The quantitative results of the execution of the SLR protocol are presented in Figure 1. After identification and screening, 26 primary studies were selected as eligible and included in this SLR to respond to the RQ (Table 1). Relevant data were extracted from the eligible studies and described in Table 4.

3.1. Research question 01

Different computational approaches applied to syphilis and other STIs were identified in the primary studies. It was observed that mostly and regardless of the context and purpose of the application, primary studies explored different computational models of supervised ML–that is, algorithmic models based on previously labeled data to perform classification or regression tasks.

Data-based computational applications for classification or regression tasks generally involve well-organized and pervasive processes that form the following workflow (57): (i) data acquisition, which will serve as input for computational models after the second stage; (ii) data processing, which prepares the data through denoising, feature extraction, feature selection, and data balancing; (iii) training, testing, and selection of the best computational model for application. In the set of primary studies, a more significant effort was evident in processes (ii) and, mainly, (iii).

With data from electronic records from health centers, and especially considering stage (iii), Xu et al. (31) and Elder et al. (48) proposed the most significant number of computational models applied to the context of syphilis. They used different predictive methods: symbolic; probabilistic; distance-based; margin maximization; connectionists; and ensemble learning.

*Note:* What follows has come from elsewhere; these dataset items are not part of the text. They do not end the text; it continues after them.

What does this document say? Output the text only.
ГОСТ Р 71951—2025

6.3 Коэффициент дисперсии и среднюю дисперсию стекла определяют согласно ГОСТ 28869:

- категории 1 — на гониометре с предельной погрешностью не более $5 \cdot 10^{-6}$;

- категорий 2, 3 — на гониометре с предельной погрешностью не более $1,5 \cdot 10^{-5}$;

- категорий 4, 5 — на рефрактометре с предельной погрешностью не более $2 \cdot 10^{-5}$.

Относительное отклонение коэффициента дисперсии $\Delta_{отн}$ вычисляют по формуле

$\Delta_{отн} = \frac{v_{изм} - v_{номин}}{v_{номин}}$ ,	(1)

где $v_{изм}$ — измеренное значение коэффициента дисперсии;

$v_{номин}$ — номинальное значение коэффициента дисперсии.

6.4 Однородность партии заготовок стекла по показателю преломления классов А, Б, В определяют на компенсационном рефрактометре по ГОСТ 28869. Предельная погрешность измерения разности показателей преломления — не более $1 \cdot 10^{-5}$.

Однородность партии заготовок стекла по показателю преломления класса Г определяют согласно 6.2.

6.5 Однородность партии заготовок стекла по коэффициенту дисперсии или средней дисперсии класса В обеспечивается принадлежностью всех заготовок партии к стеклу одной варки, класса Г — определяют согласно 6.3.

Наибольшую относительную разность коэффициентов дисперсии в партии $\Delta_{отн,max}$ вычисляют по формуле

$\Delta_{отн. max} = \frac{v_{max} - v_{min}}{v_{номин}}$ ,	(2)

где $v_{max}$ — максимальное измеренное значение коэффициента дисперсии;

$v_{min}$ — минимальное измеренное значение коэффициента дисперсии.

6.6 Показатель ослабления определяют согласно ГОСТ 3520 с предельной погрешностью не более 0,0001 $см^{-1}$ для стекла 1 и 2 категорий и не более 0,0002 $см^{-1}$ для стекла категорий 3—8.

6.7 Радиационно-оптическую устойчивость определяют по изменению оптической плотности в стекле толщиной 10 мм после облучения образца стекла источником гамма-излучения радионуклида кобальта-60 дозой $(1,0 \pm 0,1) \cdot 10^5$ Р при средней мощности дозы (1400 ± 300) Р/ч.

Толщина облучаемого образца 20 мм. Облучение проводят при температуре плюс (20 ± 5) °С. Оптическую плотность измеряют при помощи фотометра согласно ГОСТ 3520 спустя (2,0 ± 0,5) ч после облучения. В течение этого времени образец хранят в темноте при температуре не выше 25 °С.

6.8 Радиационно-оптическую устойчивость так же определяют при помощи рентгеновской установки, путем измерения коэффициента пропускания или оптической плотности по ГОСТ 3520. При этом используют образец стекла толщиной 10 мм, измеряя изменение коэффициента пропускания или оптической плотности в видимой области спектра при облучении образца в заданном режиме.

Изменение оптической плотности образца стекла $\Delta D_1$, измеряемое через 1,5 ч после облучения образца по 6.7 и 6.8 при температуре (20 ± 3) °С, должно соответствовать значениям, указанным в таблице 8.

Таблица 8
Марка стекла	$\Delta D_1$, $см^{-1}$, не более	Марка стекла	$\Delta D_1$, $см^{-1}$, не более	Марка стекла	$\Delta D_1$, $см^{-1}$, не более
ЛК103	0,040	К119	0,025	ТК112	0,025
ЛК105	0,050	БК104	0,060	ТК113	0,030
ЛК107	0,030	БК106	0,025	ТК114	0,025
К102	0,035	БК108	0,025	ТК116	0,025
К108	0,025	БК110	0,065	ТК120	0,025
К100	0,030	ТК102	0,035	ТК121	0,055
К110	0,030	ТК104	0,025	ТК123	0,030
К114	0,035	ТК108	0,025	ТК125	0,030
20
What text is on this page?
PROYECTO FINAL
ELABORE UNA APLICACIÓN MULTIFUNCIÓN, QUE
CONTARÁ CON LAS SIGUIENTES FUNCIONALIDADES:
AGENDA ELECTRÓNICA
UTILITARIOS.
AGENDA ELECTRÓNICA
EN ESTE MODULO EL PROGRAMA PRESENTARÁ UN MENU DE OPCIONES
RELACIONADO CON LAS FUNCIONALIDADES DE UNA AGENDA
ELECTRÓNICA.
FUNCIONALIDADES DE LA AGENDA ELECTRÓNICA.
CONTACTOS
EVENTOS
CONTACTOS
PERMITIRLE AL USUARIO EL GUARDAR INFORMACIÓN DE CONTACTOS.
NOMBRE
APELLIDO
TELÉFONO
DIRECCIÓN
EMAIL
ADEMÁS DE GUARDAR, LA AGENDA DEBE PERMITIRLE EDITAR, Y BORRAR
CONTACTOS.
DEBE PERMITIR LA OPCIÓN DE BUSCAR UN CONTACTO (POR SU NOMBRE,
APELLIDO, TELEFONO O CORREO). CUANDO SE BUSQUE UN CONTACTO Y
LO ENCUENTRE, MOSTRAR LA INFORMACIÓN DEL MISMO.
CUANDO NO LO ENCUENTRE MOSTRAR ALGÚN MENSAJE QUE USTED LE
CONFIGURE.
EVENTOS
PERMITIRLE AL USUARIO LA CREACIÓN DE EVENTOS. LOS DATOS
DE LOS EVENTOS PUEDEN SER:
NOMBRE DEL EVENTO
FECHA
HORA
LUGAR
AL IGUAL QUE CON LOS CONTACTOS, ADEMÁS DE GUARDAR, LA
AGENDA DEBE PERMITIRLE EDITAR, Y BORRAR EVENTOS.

Both articles proposed, respectively, 17 and 16 ML models based on regression algorithms (linear and non-linear), Support Vector Machine (SVM), Bagging Ensemble, Boosting Ensemble, Stacking Ensemble, Random Forest (RF), Naïve Bayes (NB), K-Nearest Neighbor (KNN), Neural Net, and multi-layer perceptron (MLP). As a result, the Boosted Generalized Linear Model (AUC = 0.76) (31) and the Super Learning (cross-validated AUC = 0.76) (48) obtained the best performances.

As for predictive models of ML based on regression and regression for classification, which are widely used in primary studies, the following algorithms were observed: Multivariable/Multivariate Logistic Regression (31, 49, 52, 53); Multinomial Logistic Regression (54); Elastic-Net Regression (31); Logistic Regression (32, 34) Segmented Linear Regression (56); Bayesian Additive Regression Trees (BART) (48); Least Absolute Shrinkage and Selection Operator (LASSO) (35, 48); RIDGE Regression (48); Poisson Regression (36); Generalized Linear Model Logistic Regression (GLM) (48); Boosted GLM (31); Linear Mixed-effects Model (LMM) (35); Linear Regression (32), and Polynomial Regression (32).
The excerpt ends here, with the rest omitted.